28. Il realista dovrà dunque sostenere sempre, contro l'idealista, che a ogni dimensione della realtà deve corrispondere un determinato approccio e una determinata ermeneutica. Solo allora il realista, essendosi rifiutato di legarsi a una critica preliminare della conoscenza, sarà libero — molto più libero dell'idealista — di dedicarsi a una critica delle diverse conoscenze, commisurando ciascuna di esse al suo specifico oggetto. Perché una "intelligenza critica" è capace di criticare tutto, tranne se stessa, mentre il realista, proprio perché non pensa di essere "l'intelligenza" in persona, è capace di fare sempre autocritica. Se si tratta delle scienze umane, un realista non penserà mai che una psicologia che si colloca fuori della coscienza (per conoscerla meglio, dicono) gli fornisca l'equivalente della coscienza; ne penserà mai, come fa Emile Durkheim, che i veri selvaggi si trovino nei libri; tanto meno penserà che il sociale si riduca a una costrizione accompagnata da sanzioni, come se la sola realtà sociale che dobbiamo spiegare sia quella del Levitico.
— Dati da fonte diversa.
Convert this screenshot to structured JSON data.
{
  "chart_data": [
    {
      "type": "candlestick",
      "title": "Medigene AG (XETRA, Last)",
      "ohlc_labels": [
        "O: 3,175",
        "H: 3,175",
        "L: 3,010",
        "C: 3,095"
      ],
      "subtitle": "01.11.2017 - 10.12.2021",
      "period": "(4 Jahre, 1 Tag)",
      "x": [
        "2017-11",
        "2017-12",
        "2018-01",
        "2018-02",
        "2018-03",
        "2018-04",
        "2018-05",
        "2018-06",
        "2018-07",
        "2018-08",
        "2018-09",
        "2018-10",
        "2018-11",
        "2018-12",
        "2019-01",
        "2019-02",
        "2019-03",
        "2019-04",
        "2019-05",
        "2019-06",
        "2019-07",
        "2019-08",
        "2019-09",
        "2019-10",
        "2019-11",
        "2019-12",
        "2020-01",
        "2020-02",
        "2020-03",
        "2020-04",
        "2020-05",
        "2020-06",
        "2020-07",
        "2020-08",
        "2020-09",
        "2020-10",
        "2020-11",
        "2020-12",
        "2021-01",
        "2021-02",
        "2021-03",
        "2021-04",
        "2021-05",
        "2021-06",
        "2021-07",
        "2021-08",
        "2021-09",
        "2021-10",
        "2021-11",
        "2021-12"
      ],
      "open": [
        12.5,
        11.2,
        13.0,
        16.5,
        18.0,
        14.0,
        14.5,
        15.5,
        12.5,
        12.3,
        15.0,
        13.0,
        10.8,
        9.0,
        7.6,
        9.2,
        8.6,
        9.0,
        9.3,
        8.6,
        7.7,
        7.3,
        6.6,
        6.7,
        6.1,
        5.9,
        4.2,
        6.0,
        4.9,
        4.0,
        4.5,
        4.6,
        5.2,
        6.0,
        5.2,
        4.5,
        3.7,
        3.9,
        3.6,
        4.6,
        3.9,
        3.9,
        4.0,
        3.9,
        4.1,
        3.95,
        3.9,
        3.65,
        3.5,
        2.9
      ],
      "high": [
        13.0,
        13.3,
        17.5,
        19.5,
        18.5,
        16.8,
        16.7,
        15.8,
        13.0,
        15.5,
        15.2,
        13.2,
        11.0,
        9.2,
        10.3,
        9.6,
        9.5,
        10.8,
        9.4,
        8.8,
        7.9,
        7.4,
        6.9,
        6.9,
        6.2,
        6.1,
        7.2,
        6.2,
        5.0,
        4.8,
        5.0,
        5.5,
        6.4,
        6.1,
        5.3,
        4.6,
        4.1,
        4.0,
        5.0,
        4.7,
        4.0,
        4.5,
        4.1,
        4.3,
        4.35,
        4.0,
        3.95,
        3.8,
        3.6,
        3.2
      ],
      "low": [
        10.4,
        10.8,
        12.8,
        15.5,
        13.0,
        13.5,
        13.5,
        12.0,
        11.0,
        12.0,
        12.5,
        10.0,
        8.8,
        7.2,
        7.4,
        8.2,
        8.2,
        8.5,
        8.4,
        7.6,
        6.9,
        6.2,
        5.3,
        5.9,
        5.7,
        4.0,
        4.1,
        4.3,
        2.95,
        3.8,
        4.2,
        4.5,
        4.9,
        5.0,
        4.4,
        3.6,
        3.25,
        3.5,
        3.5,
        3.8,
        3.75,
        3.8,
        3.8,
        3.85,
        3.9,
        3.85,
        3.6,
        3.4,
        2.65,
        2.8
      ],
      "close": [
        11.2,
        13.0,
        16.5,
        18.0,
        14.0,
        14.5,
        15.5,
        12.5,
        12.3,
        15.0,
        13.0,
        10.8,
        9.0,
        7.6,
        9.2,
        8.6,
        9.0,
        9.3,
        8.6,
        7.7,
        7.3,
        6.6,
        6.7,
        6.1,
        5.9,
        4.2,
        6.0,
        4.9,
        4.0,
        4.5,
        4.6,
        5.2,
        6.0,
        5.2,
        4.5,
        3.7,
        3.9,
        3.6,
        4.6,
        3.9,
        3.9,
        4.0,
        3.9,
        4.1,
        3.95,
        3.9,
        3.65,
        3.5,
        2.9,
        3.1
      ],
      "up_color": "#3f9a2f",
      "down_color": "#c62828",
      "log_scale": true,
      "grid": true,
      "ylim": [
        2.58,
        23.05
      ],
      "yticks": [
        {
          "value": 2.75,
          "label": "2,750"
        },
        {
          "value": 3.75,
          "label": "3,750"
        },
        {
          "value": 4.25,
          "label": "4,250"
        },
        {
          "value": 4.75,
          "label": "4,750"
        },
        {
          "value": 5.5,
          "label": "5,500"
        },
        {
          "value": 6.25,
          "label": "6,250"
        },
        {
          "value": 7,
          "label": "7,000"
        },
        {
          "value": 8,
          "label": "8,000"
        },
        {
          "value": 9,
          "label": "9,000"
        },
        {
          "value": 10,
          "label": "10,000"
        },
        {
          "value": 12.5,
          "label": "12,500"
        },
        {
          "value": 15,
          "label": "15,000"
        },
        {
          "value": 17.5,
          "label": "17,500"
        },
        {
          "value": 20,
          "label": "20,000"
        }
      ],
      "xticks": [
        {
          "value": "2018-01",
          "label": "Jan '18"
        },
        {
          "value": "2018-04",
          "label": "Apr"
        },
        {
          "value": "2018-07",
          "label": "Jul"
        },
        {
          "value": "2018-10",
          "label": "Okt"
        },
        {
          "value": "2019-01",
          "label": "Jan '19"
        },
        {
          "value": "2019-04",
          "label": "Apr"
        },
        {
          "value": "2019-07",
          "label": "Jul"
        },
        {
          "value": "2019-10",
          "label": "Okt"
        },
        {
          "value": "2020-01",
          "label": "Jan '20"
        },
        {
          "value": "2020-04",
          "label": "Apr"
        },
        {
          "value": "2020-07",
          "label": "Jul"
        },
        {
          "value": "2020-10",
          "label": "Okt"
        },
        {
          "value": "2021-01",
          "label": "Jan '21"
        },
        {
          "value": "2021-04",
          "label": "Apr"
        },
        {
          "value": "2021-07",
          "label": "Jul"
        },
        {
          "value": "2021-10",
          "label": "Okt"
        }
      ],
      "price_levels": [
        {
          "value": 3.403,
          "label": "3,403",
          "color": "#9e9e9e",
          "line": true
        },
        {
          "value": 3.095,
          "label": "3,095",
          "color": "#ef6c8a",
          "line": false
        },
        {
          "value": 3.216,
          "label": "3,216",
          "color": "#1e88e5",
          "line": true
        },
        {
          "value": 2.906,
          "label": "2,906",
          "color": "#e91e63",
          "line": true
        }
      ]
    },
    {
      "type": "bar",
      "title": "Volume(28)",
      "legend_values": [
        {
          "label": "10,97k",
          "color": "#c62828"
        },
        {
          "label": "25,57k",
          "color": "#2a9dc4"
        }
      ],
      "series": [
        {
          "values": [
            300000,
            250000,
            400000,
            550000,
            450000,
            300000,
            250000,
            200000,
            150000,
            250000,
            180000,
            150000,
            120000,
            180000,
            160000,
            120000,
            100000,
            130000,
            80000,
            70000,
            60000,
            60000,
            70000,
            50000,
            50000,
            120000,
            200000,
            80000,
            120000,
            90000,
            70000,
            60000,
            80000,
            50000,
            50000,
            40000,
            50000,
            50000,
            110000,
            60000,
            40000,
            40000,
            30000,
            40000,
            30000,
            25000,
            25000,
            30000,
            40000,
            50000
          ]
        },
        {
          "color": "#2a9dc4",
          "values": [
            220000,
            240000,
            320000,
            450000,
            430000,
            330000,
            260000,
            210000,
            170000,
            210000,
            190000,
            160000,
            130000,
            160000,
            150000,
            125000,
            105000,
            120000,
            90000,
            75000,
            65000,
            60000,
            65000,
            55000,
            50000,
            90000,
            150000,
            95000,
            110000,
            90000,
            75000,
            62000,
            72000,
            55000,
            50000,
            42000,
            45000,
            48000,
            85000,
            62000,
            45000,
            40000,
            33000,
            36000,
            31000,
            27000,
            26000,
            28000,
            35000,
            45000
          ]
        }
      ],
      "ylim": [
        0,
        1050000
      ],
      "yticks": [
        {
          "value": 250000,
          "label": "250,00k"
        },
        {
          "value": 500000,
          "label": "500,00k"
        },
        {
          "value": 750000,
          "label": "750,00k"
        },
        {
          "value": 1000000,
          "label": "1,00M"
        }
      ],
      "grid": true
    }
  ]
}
Analogamente, se si tratta delle scienze storiche un realista non penserà che la critica storiografica si trovi in condizioni migliori dei testimoni stessi per sapere che cosa essi hanno veramente visto e per interpretare il senso esatto della loro testimonianza. Ecco perché il realismo, subordinando ogni tipo di conoscenza al proprio oggetto specifico, mette l'intelligenza nelle condizioni più favorevoli alla ricerca scientifica: se e vero, infatti, che qualche volta i testimoni hanno riferito gli avvenimenti della storia in modo troppo soggettivo, è anche vero che gli errori parziali e relativi che essi hanno potuto commettere sono poca cosa se confrontati con gli errori che ci fa commettere la nostra fantasia quando pretendiamo di ricostruire avvenimenti, sentimenti e idee che non abbiamo personalmente sperimentato basandoci solo sull'idea che abbiamo noi del "verosimile".

29. Tale è la libertà del realista; perché non abbiamo altra scelta che dipendere dai fatti e così essere liberi dal nostro pensiero, o essere liberi dai fatti per poi dipendere dal nostro pensiero. Volgiamo dunque la nostra attenzione alle cose che sono oggetto della conoscenza e al rapporto tra le nostre specifiche conoscenze e il loro specifico oggetto, in modo che la filosofia si adegui sempre meglio alle cose e così possa di nuovo progredire.

30 È con questo spirito, in conclusione, che conviene leggere i grandi filosofi che ci hanno preceduti sulla via del realismo: «Non è in Montaigne ma in me stesso — scrive Pascal — che io trovo tutto ciò che vedo». La stessa cosa vale per noi: «Non è in Tommaso d'Aquino o in Aristotele che il vero realista trova quello che è in grado di dire sulla realtà, ma nelle cose stesse». Il realista può dunque richiamarsi a questi maestri, proprio perché per lui sono solo delle guide verso la realtà come tale. E se gli idealisti gli rimproverano (come ha fatto uno di essi amabilmente) di «vestirsi con ricchi abiti presi in prestito dalla verità», può rispondere loro prontamente: è meglio vestirsi da ricco con abiti di verità presi in prestito da altri — come ogni realista all'occorrenza è disposto a fare — piuttosto che rifiutare ogni contributo altrui e andare in giro nudo, come fa l'idealista.

   

E. Gilson, Il realismo, metodo della filosofia, a cura di A. Livi e A. Mendosa, Leonardo da Vinci, Roma 2008, pp. 131-146.